Pfkm-flox Mouse

PFKM, short for Phosphofructokinase, Muscle, encodes a rate-limiting enzyme in the glycolysis pathway. Glycolysis is a crucial metabolic process for energy production and is involved in various biological functions, including cell proliferation, survival, and differentiation [1-6, 9, 10].

In hepatocellular carcinoma (HCC), ZEB1 transcriptionally upregulates PFKM expression, and this ZEB1-PFKM axis is crucial for HCC carcinogenesis and metastasis. Silencing ZEB1 impairs PFKM expression, glycolysis, proliferation, and invasion in HCC cells, and these impairments can be rescued by exogenous PFKM expression [1].

In renal fibrosis, bone marrow mesenchymal stem cell-derived exosomal miR-21a-5p alleviates the condition by repressing PFKM expression and attenuating glycolysis [2].

In osteosarcoma, NAT10-mediated ac4C acetylation affects m6A modification of PFKM mRNA via YTHDC1, regulating glycolysis [3].
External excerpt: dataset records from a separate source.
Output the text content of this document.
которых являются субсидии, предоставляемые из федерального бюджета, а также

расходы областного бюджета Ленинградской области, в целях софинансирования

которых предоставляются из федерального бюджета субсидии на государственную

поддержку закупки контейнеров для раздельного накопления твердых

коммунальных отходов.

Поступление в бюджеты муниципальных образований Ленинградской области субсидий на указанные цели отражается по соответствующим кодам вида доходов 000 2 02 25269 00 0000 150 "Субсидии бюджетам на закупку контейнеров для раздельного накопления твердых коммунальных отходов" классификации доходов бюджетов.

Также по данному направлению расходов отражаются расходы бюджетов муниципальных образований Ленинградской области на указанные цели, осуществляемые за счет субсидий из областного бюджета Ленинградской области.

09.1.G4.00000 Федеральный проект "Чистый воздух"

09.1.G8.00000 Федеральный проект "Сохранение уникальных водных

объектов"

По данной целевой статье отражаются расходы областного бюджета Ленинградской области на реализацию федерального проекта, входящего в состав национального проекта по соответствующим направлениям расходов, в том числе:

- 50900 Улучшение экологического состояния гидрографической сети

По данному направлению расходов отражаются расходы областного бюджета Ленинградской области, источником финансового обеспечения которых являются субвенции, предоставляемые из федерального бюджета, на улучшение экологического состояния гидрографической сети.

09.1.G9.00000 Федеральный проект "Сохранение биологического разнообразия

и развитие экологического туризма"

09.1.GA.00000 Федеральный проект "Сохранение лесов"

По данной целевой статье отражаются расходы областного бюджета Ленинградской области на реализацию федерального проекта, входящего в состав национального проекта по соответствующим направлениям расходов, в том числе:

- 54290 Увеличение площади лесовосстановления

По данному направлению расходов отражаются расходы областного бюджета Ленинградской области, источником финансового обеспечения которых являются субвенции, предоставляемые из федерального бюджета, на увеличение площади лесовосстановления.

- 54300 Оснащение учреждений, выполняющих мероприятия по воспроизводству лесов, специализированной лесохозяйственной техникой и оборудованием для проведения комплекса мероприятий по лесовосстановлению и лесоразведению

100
In doxorubicin-induced cardiotoxicity, overexpression of PFKM inhibits cell apoptosis and promotes glycolysis and oxidative phosphorylation, while silencing PFKM has the opposite effects [4].

In sepsis, rTM treatment downregulates PFKM expression in macrophages, protecting mice from sepsis [5].

In ovarian cancer cells, S-nitrosylation of PFKM at Cys351 by NOS1 stabilizes its tetramer, contributing to metabolic reprogramming [6].

In summary, PFKM is essential for glycolysis regulation. Studies using gene-manipulation models, such as knockdown in cell lines, have revealed its significant roles in multiple disease conditions, including cancer, renal fibrosis, cardiotoxicity, and sepsis. Understanding PFKM's function provides potential therapeutic targets for these diseases.